Baravelli: You gotta brother?
Baravelli: You gotta sister?
Baravelli: Well-a, you sister, she's a very sick man, you better come with us.
Mullen: Yeah? What happened to her?
Baravelli: She hadda accident in her automobile.
McCarthy: Ah, she has no automobile.
Baravelli: Well-a, maybe she's-a fall off-a horse. I don't-a look very close. Come on, we take you in our car.
Mullen: You will, eh? Well, I have no sister.
Baravelli: That's all right. We no gotta car. Come on.
Professor Wagstaff: Listen, madame, you've gotta give my son up.
Connie: Give him up?
Professor Wagstaff: You can't take him from me. He's all I've got in the world except a picture of George Washington crossing the Delaware.
Connie: But, Professor, I.
Professor Wagstaff: Whatever you say is a lie. He's only a shell of his former self, which nobody can deny. Whoopee.

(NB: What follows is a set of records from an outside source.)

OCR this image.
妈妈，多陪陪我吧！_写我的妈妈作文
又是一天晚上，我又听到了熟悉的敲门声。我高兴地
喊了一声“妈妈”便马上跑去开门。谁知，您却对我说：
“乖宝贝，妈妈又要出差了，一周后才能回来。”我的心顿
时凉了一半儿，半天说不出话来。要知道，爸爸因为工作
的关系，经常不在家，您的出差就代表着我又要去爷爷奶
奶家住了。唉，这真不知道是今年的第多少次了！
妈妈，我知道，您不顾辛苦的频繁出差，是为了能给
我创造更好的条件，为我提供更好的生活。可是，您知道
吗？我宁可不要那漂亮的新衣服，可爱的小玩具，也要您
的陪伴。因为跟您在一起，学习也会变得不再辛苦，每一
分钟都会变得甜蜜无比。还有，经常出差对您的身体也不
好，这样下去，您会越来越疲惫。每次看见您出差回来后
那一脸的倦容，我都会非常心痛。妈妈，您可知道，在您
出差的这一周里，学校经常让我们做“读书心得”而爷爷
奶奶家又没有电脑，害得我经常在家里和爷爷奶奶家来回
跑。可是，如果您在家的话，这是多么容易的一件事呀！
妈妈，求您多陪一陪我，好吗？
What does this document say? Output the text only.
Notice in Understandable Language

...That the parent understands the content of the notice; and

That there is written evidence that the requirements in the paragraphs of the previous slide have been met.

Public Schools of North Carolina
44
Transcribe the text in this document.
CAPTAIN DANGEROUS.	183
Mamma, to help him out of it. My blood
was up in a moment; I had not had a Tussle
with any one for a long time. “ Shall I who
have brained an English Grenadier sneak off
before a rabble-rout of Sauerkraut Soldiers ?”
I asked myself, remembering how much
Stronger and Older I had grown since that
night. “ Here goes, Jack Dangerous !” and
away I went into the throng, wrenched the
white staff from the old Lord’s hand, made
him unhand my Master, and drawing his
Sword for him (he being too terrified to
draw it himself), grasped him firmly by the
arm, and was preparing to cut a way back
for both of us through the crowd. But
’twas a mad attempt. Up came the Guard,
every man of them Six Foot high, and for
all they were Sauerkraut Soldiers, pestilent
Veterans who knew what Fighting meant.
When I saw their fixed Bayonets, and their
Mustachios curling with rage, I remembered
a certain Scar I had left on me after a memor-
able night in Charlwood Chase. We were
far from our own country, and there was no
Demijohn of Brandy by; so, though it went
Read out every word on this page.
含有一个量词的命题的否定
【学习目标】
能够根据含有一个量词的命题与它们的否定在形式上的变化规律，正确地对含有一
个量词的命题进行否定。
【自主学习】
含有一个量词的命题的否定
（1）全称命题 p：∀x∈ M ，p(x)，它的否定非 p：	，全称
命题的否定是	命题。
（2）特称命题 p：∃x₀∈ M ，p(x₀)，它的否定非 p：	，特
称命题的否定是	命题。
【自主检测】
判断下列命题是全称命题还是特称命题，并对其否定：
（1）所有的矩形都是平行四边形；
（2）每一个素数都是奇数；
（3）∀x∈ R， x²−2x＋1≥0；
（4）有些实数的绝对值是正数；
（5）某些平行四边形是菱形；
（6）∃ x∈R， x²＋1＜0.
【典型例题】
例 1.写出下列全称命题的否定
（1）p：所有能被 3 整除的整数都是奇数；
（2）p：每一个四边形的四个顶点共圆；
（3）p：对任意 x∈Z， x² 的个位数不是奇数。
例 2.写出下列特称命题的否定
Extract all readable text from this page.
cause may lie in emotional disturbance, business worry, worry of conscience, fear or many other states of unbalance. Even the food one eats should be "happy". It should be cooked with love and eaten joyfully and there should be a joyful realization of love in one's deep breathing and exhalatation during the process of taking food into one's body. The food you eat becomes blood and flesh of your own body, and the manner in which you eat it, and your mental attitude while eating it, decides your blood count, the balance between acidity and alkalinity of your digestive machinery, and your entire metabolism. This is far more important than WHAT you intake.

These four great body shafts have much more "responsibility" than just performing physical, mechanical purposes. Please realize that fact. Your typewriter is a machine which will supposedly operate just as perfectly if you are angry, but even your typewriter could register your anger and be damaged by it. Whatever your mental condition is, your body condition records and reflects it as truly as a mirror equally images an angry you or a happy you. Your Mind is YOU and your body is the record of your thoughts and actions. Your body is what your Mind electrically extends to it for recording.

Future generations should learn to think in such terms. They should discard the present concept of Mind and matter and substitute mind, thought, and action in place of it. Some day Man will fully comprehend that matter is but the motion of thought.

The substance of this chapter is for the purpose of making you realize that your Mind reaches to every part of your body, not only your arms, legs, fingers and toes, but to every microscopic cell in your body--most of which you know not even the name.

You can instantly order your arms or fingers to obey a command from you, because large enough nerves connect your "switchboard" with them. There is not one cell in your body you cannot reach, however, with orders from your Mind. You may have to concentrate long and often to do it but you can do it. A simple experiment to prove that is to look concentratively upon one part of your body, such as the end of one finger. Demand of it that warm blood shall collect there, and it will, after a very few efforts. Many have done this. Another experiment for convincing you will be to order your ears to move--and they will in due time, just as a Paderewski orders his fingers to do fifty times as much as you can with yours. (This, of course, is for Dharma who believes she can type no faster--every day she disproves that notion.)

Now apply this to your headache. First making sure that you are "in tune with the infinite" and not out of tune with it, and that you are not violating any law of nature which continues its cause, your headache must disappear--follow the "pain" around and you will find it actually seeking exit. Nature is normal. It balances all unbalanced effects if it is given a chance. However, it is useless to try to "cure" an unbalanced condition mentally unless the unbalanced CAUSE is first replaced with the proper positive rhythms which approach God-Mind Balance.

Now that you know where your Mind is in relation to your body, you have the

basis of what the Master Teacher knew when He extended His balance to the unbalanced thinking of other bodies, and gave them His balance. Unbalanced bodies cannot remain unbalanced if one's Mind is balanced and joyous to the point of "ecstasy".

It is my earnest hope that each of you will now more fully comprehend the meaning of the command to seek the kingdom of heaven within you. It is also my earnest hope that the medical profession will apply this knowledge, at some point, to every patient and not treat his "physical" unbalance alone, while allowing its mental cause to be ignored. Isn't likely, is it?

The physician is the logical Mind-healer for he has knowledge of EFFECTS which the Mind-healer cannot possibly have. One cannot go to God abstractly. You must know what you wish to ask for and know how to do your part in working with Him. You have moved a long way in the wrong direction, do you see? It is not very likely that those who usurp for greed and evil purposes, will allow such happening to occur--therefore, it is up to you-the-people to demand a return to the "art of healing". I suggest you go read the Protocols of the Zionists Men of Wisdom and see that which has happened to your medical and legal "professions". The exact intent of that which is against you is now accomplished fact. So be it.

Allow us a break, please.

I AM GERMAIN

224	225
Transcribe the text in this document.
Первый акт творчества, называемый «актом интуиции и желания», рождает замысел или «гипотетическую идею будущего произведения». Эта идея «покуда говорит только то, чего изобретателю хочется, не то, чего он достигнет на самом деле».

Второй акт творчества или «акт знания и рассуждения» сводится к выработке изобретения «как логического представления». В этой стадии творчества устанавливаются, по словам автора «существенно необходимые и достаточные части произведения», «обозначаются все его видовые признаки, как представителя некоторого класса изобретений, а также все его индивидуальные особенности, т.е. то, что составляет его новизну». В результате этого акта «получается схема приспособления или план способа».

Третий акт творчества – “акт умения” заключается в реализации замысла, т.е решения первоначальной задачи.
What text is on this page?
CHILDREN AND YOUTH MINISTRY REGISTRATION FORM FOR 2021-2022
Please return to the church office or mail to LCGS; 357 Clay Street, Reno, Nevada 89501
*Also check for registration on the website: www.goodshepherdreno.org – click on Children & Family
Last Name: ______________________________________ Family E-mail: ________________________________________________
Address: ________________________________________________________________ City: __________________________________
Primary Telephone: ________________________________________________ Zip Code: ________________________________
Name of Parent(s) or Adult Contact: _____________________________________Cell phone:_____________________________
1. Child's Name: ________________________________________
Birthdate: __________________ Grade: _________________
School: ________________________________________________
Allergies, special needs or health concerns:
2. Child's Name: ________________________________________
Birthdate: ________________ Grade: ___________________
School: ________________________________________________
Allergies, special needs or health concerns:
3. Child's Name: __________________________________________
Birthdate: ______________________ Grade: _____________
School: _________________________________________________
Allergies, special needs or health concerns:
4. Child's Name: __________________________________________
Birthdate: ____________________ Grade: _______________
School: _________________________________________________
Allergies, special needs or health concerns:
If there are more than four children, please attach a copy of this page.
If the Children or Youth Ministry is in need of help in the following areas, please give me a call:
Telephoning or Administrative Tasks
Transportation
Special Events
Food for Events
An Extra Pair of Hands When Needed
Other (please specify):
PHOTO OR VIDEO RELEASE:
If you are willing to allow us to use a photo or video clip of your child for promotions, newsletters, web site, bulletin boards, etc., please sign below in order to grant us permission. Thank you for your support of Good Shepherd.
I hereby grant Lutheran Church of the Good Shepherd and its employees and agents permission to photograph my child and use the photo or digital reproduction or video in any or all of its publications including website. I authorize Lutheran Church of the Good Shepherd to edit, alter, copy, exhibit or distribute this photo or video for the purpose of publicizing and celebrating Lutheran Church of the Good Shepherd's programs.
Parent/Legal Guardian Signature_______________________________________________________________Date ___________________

Professor Wagstaff: I tell you, you're ruining that boy. You're ruining him. Why can't you do as much for me?
Professor Wagstaff: What's all this talk I hear about you fooling around with the college widow? No wonder you can't get out of college. Twelve years in one college! I went to three colleges in twelve years and fooled around with three college widows. When I was your age I went to bed right after supper. Sometimes I went to bed before supper. Sometimes I went without my supper and I didn't go to bed at all. A college widow stood for something in those days. In fact she stood for plenty.
Professor Wagstaff: In case I never see you again, which would add ten years to my life, what would you fellas want to play football?
Baravelli: Well, first we want a football.
Professor Wagstaff: Well, I don't know if we've got a football, but if I can find one, would you be interested? I don't want a hasty answer, just sleep on it.
Baravelli: I no think I can sleep on a football.